Nagari Dan Pemerintahan Nagari Dalam Pemerintahan Daerah 1. Pemerintahan Nagari
Perkembangan Pemerintahan Nagari Sebelum Dan Setelah Kemerdekaan
Kumpulan suku-suku ini membentuk suatu nagari, yang menurut tradisi, Nagari baampek suku (nagari empat suku) artinya suatu nagari terdiri dari sedikitnya empat suku. Artinya, struktur asli berdasarkan hak asal usul yang istimewa menunjukkan bahwa suatu nagari akan mempunyai ciri-ciri genealogis (keturunan) dan wilayah/wilayah yang jelas dan khas. Pada mulanya Nagari di Minangkabau dapat dikatakan hanya sekedar pemerintahan adat yang bermula dari pemerintahan adat yang dilebur menjadi pemerintahan Nagari.
Pada masa kolonial, pemerintahan Nagari selain berfungsi sebagai pemerintahan tradisional juga dipengaruhi oleh penjajah dalam upaya mempertahankan kepentingannya.
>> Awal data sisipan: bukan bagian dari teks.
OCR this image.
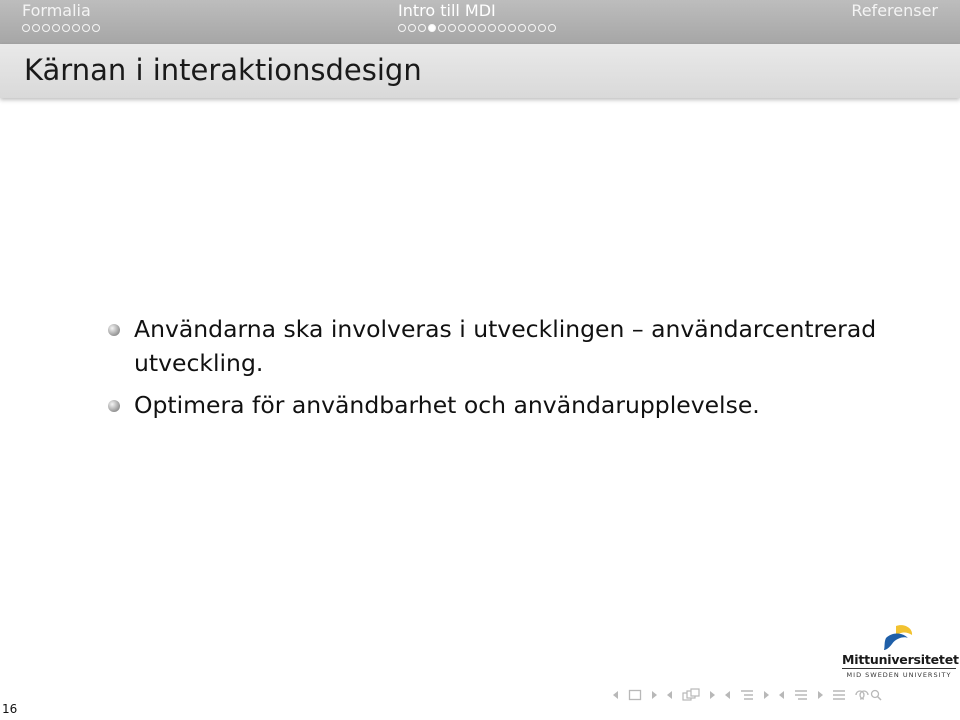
Formalia	Intro till MDI	Referenser
Kärnan i interaktionsdesign
Användarna ska involveras i utvecklingen – användarcentrerad utveckling.
Optimera för användbarhet och användarupplevelse.
Mittuniversitetet
MID SWEDEN UNIVERSITY
16
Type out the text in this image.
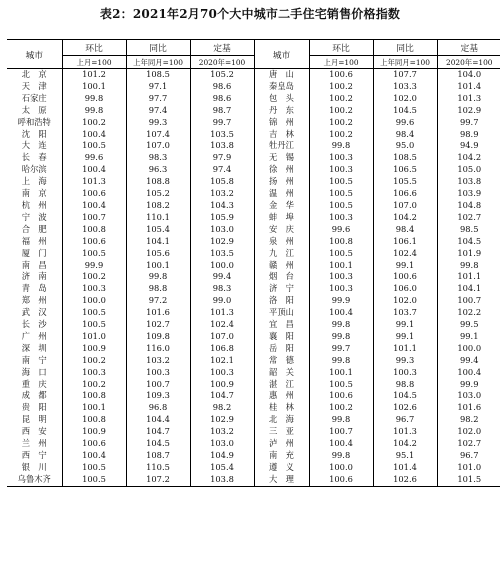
表2：2021年2月70个大中城市二手住宅销售价格指数
城市	环比	同比	定基	城市	环比	同比	定基
	上月=100	上年同月=100	2020年=100		上月=100	上年同月=100	2020年=100
北　京	101.2	108.5	105.2	唐　山	100.6	107.7	104.0
天　津	100.1	97.1	98.6	秦皇岛	100.2	103.3	101.4
石家庄	99.8	97.7	98.6	包　头	100.2	102.0	101.3
太　原	99.8	97.4	98.7	丹　东	100.2	104.5	102.9
呼和浩特	100.2	99.3	99.7	锦　州	100.2	99.6	99.7
沈　阳	100.4	107.4	103.5	吉　林	100.2	98.4	98.9
大　连	100.5	107.0	103.8	牡丹江	99.8	95.0	94.9
长　春	99.6	98.3	97.9	无　锡	100.3	108.5	104.2
哈尔滨	100.4	96.3	97.4	徐　州	100.3	106.5	105.0
上　海	101.3	108.8	105.8	扬　州	100.5	105.5	103.8
南　京	100.6	105.2	103.2	温　州	100.5	106.6	103.9
杭　州	100.4	108.2	104.3	金　华	100.5	107.0	104.8
宁　波	100.7	110.1	105.9	蚌　埠	100.3	104.2	102.7
合　肥	100.8	105.4	103.0	安　庆	99.6	98.4	98.5
福　州	100.6	104.1	102.9	泉　州	100.8	106.1	104.5
厦　门	100.5	105.6	103.5	九　江	100.5	102.4	101.9
南　昌	99.9	100.1	100.0	赣　州	100.1	99.1	99.8
济　南	100.2	99.8	99.4	烟　台	100.3	100.6	101.1
青　岛	100.3	98.8	98.3	济　宁	100.3	106.0	104.1
郑　州	100.0	97.2	99.0	洛　阳	99.9	102.0	100.7
武　汉	100.5	101.6	101.3	平顶山	100.4	103.7	102.2
长　沙	100.5	102.7	102.4	宜　昌	99.8	99.1	99.5
广　州	101.0	109.8	107.0	襄　阳	99.8	99.1	99.1
深　圳	100.9	116.0	106.8	岳　阳	99.7	101.1	100.0
南　宁	100.2	103.2	102.1	常　德	99.8	99.3	99.4
海　口	100.3	100.3	100.3	韶　关	100.1	100.3	100.4
重　庆	100.2	100.7	100.9	湛　江	100.5	98.8	99.9
成　都	100.8	109.3	104.7	惠　州	100.6	104.5	103.0
贵　阳	100.1	96.8	98.2	桂　林	100.2	102.6	101.6
昆　明	100.8	104.4	102.9	北　海	99.8	96.7	98.2
西　安	100.9	104.7	103.2	三　亚	100.7	101.3	102.0
兰　州	100.6	104.5	103.0	泸　州	100.4	104.2	102.7
西　宁	100.4	108.7	104.9	南　充	99.8	95.1	96.7
银　川	100.5	110.5	105.4	遵　义	100.0	101.4	101.0
乌鲁木齐	100.5	107.2	103.8	大　理	100.6	102.6	101.5
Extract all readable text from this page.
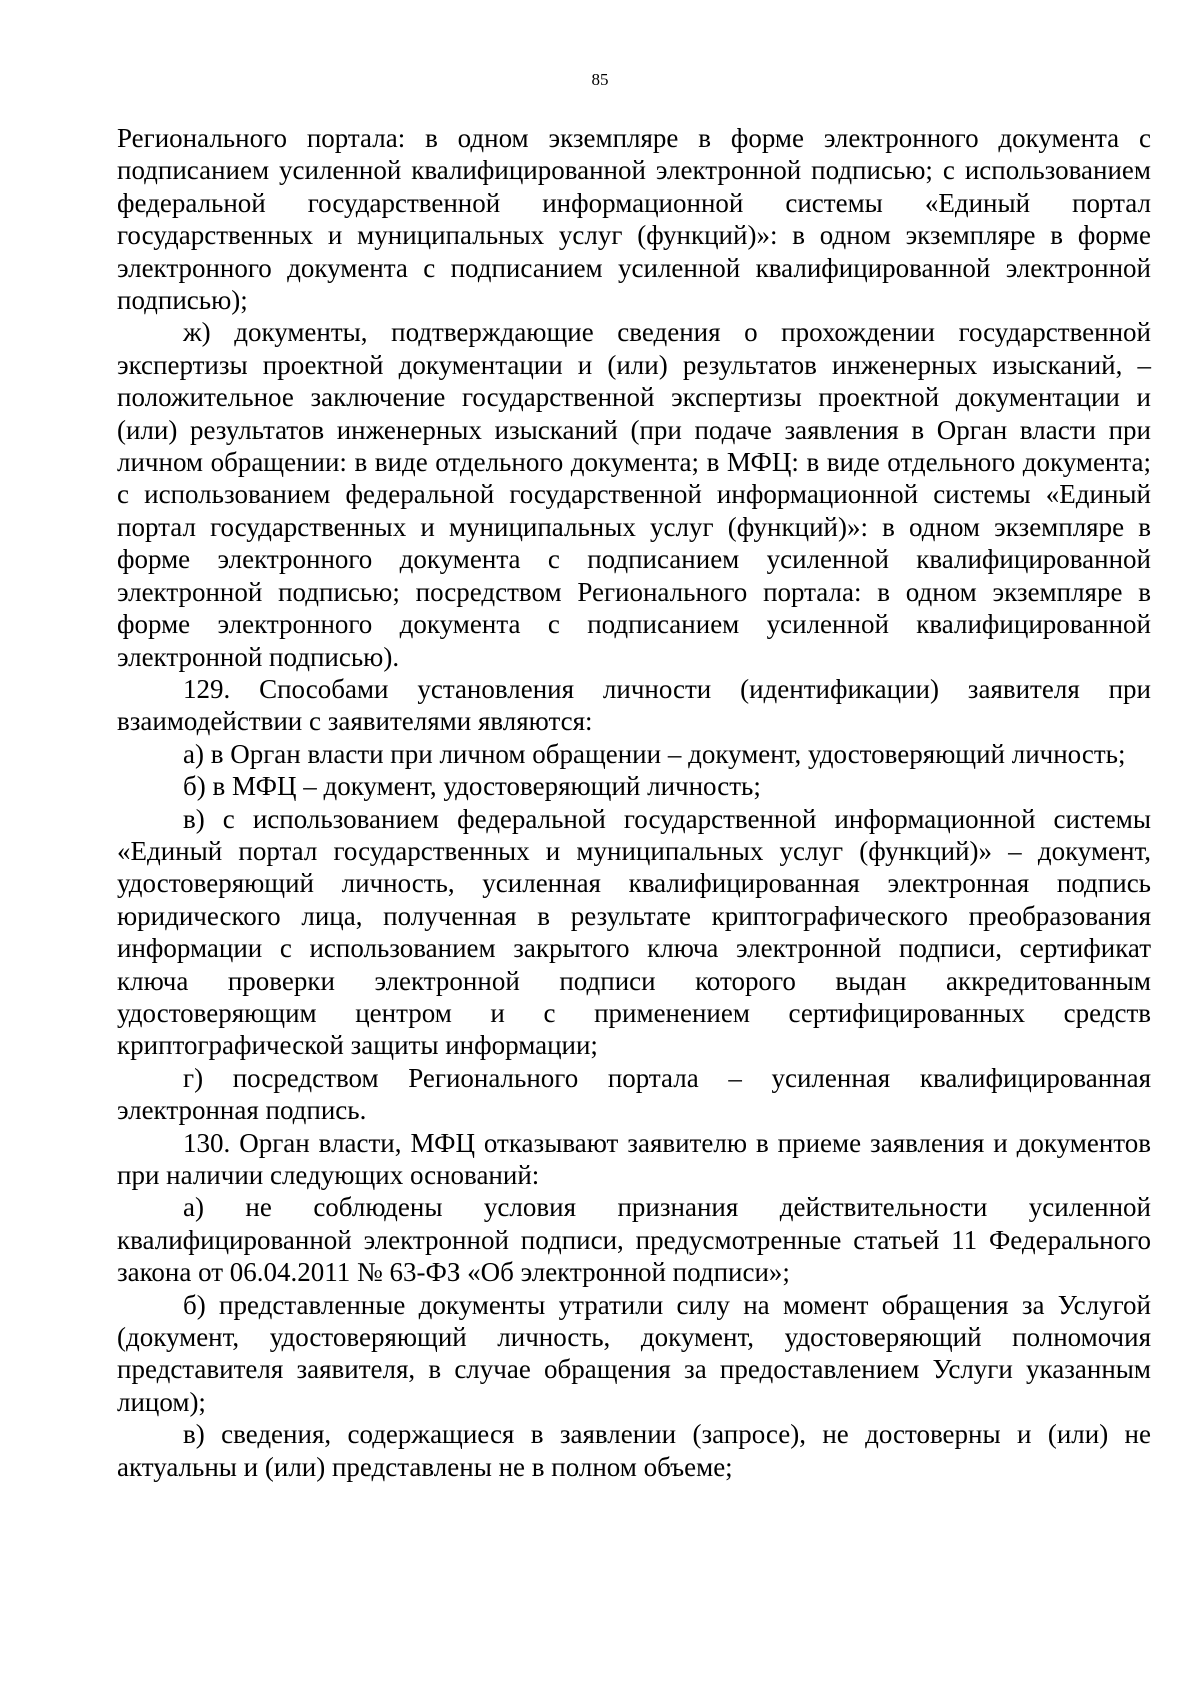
85

Регионального портала: в одном экземпляре в форме электронного документа с подписанием усиленной квалифицированной электронной подписью; с использованием федеральной государственной информационной системы «Единый портал государственных и муниципальных услуг (функций)»: в одном экземпляре в форме электронного документа с подписанием усиленной квалифицированной электронной подписью);

ж) документы, подтверждающие сведения о прохождении государственной экспертизы проектной документации и (или) результатов инженерных изысканий, – положительное заключение государственной экспертизы проектной документации и (или) результатов инженерных изысканий (при подаче заявления в Орган власти при личном обращении: в виде отдельного документа; в МФЦ: в виде отдельного документа; с использованием федеральной государственной информационной системы «Единый портал государственных и муниципальных услуг (функций)»: в одном экземпляре в форме электронного документа с подписанием усиленной квалифицированной электронной подписью; посредством Регионального портала: в одном экземпляре в форме электронного документа с подписанием усиленной квалифицированной электронной подписью).

129. Способами установления личности (идентификации) заявителя при взаимодействии с заявителями являются:

а) в Орган власти при личном обращении – документ, удостоверяющий личность;

б) в МФЦ – документ, удостоверяющий личность;

в) с использованием федеральной государственной информационной системы «Единый портал государственных и муниципальных услуг (функций)» – документ, удостоверяющий личность, усиленная квалифицированная электронная подпись юридического лица, полученная в результате криптографического преобразования информации с использованием закрытого ключа электронной подписи, сертификат ключа проверки электронной подписи которого выдан аккредитованным удостоверяющим центром и с применением сертифицированных средств криптографической защиты информации;

г) посредством Регионального портала – усиленная квалифицированная электронная подпись.

130. Орган власти, МФЦ отказывают заявителю в приеме заявления и документов при наличии следующих оснований:

а) не соблюдены условия признания действительности усиленной квалифицированной электронной подписи, предусмотренные статьей 11 Федерального закона от 06.04.2011 № 63-ФЗ «Об электронной подписи»;

б) представленные документы утратили силу на момент обращения за Услугой (документ, удостоверяющий личность, документ, удостоверяющий полномочия представителя заявителя, в случае обращения за предоставлением Услуги указанным лицом);

в) сведения, содержащиеся в заявлении (запросе), не достоверны и (или) не актуальны и (или) представлены не в полном объеме;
Penguasa kolonial berusaha mengerahkan pengaruhnya dan berusaha memanfaatkan pemerintahan Nagari untuk memperoleh keuntungan dari wilayah jajahan. Pada masa penjajahan baik Belanda maupun Jepang, Nagari diakui secara hukum pokok sebagaimana tercantum dalam Pasal 71 RR (Regerigs Reglement) atau Pasal 128 IS (Indische Staatsregeling) dan Peraturan Pemerintah Jepang No.1 Tahun 1942 dan Peraturan Osamu Seirei no. 27 Tahun 1942.
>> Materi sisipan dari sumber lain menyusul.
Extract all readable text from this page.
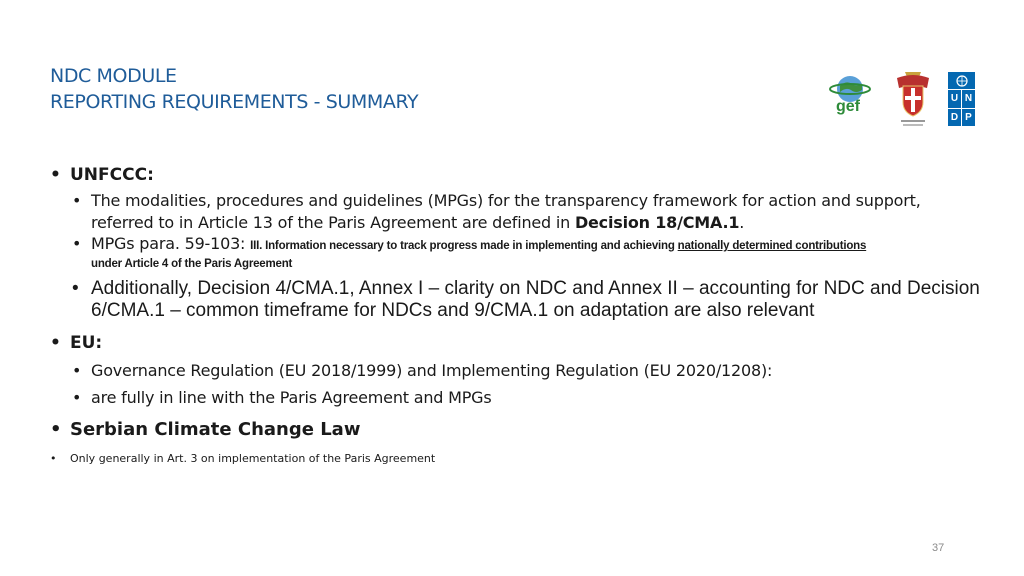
NDC MODULE
REPORTING REQUIREMENTS - SUMMARY	gef	U N
D P
• UNFCCC:
• The modalities, procedures and guidelines (MPGs) for the transparency framework for action and support, referred to in Article 13 of the Paris Agreement are defined in Decision 18/CMA.1.
• MPGs para. 59-103: III. Information necessary to track progress made in implementing and achieving nationally determined contributions
under Article 4 of the Paris Agreement
• Additionally, Decision 4/CMA.1, Annex I – clarity on NDC and Annex II – accounting for NDC and Decision 6/CMA.1 – common timeframe for NDCs and 9/CMA.1 on adaptation are also relevant
• EU:
• Governance Regulation (EU 2018/1999) and Implementing Regulation (EU 2020/1208):
• are fully in line with the Paris Agreement and MPGs
• Serbian Climate Change Law
• Only generally in Art. 3 on implementation of the Paris Agreement
37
Hilangnya Nagari sebagai satuan pemerintahan Nagari menjadi tingkat pemerintahan yang paling rendah dan prinsip integrasi satuan pemerintahan Nagari juga hilang. Akibatnya, para pemuka adat tidak diberikan kedudukan untuk memerintah wilayahnya, dalam hal ini adalah cucu, anak, dan keponakannya. Pemerintahan Orde Baru berakhir pada tahun 1988, pemerintah mengeluarkan kebijakan desentralisasi dengan Undang-Undang Nomor 22 Tahun 1999 tentang Pemerintahan Daerah.
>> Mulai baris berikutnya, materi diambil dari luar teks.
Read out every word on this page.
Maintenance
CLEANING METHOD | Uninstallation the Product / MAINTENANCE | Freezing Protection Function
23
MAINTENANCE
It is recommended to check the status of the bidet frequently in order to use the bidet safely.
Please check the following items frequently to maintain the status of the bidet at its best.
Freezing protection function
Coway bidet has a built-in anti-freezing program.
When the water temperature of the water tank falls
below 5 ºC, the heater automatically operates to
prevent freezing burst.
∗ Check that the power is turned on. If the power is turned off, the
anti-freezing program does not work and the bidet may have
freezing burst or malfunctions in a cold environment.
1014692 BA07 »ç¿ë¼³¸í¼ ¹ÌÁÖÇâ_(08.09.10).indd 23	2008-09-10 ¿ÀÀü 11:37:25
Alhasil Sumbar ingin kembali ke Nagari, untuk memantapkan tekad kembali ke Nagari, pemerintah Sumbar mengeluarkan Peraturan Daerah No. Dalam pembukaan Peraturan Daerah No. 9 Tahun 2000 disebutkan bahwa sistem pemerintahan Nagari dinilai efektif dalam menciptakan ketahanan agama dan budaya berdasarkan tradisi dan tradisi sosial budaya masyarakat Sumatera Barat. Berdasarkan Peraturan Daerah Provinsi Sumatera Barat No. 9 Tahun 2000, setiap kabupaten yaitu 8 kabupaten (kecuali kabupaten Mentawai) mulai awal tahun 2001 menetapkan peraturan daerah yang berkaitan dengan pemerintahan Nagari.
Jumlah total nagari di Sumbar saat ini sebanyak 648 nagari yang tersebar di 11 kabupaten yaitu Pesisir Selatan, Solok, Solok Selatan, Sijunjung, Dharmasraya, Padang Pariaman, Tanah Datar, Agam, Limapuluh Kota, Pasaman dan Pasaman Barat.65 Untuk administratif Daerah kota-kota seperti Padang, Pariaman, Padang Panjang, Bukittinggi, Payakumbuh, Solok dan Sawahlunto, sistem pemerintahan terendah berbentuk kelurahan dan desa.